Demain 7 avril, une journée pour se souvenir et l'annonce d'un dispositif de prévention des génocides

Demain 7 avril, une journée pour se souvenir et l'annonce d'un dispositif de prévention des génocides

Camp de réfugiés rwandais en Tanzanie
Pour la première fois cette année, une minute de silence sera observée aux Nations Unies demain à midi, comme tous les 7 avril à venir en souvenir des victimes du Rwanda. Et aussi pour la première fois, cette minute de silence sera observée un peu partout dans le monde à l'invitation du Secrétaire général qui annoncera, devant la Commission des droits de l'homme à Genève, un plan de prévention contre le génocide.

Pour la première fois cette année, une minute de silence sera observée aux Nations Unies demain à midi, comme tous les 7 avril à venir en souvenir des victimes du Rwanda. Et aussi pour la première fois, cette minute de silence sera observée un peu partout dans le monde à l'invitation du Secrétaire général qui annoncera devant la Commission des droits de l'homme à Genève, un plan de prévention contre le génocide.

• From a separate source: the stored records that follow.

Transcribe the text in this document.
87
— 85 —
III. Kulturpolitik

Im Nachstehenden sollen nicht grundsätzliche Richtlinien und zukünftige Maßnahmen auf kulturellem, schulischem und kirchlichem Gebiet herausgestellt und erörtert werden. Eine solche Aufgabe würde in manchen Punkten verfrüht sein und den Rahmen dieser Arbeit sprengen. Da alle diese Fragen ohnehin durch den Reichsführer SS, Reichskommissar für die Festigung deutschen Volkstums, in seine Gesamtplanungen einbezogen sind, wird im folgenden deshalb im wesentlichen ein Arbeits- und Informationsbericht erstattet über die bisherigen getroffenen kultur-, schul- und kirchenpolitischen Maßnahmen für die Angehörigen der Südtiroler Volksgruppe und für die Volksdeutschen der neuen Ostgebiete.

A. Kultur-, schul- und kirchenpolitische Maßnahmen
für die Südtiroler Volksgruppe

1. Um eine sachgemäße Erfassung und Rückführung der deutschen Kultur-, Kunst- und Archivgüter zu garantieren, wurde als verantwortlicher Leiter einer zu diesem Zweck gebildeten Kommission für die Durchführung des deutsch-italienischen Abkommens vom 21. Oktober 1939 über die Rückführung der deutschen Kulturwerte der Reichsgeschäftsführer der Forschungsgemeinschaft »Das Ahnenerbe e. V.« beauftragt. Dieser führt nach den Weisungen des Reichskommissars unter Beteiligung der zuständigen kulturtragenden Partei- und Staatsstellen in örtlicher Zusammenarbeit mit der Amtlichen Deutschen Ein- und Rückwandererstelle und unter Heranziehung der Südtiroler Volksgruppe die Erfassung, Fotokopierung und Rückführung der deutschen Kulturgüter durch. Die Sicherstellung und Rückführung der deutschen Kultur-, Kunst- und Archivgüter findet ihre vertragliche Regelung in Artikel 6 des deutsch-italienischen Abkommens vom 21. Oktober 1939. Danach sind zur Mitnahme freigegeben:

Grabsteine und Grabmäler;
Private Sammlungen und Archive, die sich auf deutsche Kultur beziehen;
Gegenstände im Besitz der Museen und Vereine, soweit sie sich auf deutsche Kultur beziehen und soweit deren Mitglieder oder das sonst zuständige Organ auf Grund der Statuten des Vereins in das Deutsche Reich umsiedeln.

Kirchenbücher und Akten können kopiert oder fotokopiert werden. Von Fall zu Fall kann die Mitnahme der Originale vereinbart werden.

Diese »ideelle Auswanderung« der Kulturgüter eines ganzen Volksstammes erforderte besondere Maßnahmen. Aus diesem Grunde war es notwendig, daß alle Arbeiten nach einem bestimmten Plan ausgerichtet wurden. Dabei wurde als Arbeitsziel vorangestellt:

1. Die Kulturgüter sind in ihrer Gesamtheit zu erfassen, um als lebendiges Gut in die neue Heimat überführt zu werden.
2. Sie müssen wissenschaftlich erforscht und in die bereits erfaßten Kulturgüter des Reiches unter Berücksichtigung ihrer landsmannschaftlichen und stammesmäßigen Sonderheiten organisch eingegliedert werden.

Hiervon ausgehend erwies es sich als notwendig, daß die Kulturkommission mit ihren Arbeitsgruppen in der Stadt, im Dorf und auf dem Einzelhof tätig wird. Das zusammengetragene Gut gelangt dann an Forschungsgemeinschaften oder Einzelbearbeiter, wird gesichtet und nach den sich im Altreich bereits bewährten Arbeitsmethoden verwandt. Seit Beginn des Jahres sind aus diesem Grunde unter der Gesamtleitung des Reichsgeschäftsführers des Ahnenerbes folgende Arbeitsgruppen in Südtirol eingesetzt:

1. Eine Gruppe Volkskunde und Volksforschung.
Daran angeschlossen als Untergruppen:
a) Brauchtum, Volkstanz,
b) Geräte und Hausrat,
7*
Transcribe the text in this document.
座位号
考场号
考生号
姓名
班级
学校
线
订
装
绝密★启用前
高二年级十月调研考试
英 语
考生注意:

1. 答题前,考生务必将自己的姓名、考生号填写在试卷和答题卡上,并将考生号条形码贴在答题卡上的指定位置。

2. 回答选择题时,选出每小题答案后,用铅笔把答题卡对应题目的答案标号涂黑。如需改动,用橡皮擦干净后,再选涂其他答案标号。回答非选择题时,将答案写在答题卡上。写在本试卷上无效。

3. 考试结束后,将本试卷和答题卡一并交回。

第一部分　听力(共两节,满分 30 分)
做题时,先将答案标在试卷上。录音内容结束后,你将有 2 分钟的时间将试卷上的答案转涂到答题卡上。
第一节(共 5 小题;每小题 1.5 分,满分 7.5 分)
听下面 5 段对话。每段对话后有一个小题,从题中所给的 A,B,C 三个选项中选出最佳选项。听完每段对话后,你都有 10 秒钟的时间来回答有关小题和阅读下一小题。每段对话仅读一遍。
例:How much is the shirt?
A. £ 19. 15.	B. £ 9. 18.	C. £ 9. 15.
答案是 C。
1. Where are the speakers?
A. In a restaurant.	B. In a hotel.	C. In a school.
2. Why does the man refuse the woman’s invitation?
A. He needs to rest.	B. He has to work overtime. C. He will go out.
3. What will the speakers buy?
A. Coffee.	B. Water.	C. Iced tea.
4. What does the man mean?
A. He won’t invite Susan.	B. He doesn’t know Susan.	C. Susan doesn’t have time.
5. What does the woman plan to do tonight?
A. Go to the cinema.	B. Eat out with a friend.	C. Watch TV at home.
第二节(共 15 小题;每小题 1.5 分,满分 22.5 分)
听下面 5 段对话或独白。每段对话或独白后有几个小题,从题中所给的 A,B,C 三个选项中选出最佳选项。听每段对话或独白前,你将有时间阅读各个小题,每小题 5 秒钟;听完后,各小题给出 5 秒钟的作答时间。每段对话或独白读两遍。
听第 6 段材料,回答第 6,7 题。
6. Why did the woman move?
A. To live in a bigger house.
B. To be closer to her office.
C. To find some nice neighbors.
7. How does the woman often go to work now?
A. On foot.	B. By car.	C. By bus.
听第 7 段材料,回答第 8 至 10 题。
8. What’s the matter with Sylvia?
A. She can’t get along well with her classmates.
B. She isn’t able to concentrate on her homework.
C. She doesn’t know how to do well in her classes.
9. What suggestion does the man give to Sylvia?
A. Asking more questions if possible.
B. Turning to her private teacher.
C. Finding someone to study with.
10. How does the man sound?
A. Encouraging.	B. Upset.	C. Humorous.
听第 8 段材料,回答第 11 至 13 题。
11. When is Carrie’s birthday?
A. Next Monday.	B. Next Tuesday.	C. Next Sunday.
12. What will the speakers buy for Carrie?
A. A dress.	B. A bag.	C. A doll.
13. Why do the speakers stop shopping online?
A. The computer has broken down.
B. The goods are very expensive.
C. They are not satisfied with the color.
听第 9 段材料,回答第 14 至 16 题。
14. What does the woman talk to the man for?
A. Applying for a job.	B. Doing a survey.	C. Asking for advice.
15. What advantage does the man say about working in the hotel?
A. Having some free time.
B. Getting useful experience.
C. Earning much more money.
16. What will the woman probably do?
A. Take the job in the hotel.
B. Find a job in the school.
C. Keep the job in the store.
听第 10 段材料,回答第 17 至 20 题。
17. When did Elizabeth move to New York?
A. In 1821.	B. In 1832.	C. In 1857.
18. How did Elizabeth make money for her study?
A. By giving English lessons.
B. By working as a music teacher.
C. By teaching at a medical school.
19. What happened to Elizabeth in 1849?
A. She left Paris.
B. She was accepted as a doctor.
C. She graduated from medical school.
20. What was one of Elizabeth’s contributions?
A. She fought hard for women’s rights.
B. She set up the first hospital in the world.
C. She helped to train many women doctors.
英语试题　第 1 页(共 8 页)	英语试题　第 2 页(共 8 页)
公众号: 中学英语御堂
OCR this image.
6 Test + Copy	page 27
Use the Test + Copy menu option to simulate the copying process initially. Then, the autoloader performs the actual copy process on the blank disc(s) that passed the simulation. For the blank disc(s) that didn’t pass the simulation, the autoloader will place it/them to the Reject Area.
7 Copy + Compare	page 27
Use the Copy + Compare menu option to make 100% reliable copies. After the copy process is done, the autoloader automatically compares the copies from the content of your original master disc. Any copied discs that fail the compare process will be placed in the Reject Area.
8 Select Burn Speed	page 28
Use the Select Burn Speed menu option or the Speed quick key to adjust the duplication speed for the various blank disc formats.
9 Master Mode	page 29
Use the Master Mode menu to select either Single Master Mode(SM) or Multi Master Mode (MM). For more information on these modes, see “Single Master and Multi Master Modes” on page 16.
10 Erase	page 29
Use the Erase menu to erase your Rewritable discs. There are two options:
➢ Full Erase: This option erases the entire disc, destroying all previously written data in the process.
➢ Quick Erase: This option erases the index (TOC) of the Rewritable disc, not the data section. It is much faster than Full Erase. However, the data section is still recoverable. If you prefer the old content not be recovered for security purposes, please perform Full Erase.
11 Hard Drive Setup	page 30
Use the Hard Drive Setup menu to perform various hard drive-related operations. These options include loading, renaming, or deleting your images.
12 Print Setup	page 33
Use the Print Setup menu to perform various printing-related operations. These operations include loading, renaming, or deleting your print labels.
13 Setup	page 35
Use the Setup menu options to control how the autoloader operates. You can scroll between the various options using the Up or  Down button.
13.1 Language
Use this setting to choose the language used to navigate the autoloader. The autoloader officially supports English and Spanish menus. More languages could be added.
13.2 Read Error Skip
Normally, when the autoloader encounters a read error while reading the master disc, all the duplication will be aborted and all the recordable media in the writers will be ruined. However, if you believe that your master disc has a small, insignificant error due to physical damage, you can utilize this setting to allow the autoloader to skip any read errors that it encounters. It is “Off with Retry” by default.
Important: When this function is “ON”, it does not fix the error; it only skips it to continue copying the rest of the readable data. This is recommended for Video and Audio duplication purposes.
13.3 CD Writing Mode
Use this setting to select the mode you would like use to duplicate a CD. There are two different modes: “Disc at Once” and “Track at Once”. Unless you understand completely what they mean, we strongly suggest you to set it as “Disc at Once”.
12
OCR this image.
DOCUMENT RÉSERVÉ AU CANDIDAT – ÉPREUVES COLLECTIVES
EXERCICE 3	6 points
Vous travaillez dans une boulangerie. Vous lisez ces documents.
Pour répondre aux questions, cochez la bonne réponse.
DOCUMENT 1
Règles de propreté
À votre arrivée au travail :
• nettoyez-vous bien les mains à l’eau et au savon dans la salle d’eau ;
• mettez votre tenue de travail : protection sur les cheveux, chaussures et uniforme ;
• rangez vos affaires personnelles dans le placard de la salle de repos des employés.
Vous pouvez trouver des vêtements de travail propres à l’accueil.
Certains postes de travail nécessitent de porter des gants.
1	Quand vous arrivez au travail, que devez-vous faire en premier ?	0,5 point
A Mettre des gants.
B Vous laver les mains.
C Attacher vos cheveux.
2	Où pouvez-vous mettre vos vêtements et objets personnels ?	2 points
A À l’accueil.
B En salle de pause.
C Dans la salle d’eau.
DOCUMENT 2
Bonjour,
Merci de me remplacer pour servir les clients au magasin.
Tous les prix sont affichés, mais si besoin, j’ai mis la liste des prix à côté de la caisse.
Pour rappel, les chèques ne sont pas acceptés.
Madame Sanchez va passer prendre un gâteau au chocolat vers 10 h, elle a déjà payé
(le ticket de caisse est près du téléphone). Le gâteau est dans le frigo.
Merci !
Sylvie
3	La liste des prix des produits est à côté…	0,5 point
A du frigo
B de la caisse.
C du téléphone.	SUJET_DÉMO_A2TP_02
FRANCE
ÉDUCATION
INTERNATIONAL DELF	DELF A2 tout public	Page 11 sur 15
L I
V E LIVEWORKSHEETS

Il y a dix ans, un 7 avril, a commencé ce que l'on a appelé ensuite le génocide du Rwanda. Des centaines de milliers d'hommes, femmes et enfants ont été massacrés en l'espace de quelques semaines. Le 23 février dernier, l'Assemblée générale décidait de faire du 7 avril une Journée internationale de réflexion sur le génocide rwandais.

Dans un message prononcé le 26 mars au Siège des Nations Unies à New York à l'occasion de la Conférence de commémoration du génocide rwandais organisée par les Gouvernements canadien et rwandais, le Secrétaire général indiquait qu'à la demande du Gouvernement rwandais, il avait à son tour demandé qu'à cette occasion, une minute de silence soit observée partout dans le monde à midi, heure locale.

C'est ainsi qu'à Kigali, Dar-es-Salaam, New York et Genève, mais aussi à Kaboul où, dimanche dernier, le porte-parole de la Mission de l'ONU soulignait que le Rwanda avait beau être loin de l'Afghanistan, des événements s'étaient produits il y a dix ans dont il importait de se souvenir, on se rappellera le génocide du Rwanda. A Kigali, la capitale rwandaise, le Secrétaire général adjoint Ibrahim Gambari représentera les Nations Unies au cours des cérémonies qui y sont prévues.

« Je demande à tous les hommes et à toutes les femmes du monde (...) de tout arrêter, ce jour-là à midi, et de prendre le temps de se souvenir des victimes. Soyons unis à présent, si nous n'avons pu l'être il y a 10 ans », a déclaré le Secrétaire général dans son allocution.

« En une minute, nous ferons passer (...) un message témoignant de nos remords (...) », a-t-il ajouté. « Que les victimes du génocide rwandais reposent en paix. Que notre existence soit pour longtemps marquée par leur sacrifice. Et que cette tragédie nous porte à essayer, ensemble, de nous traiter les uns les autres comme les membres d'une seule et même famille humaine. »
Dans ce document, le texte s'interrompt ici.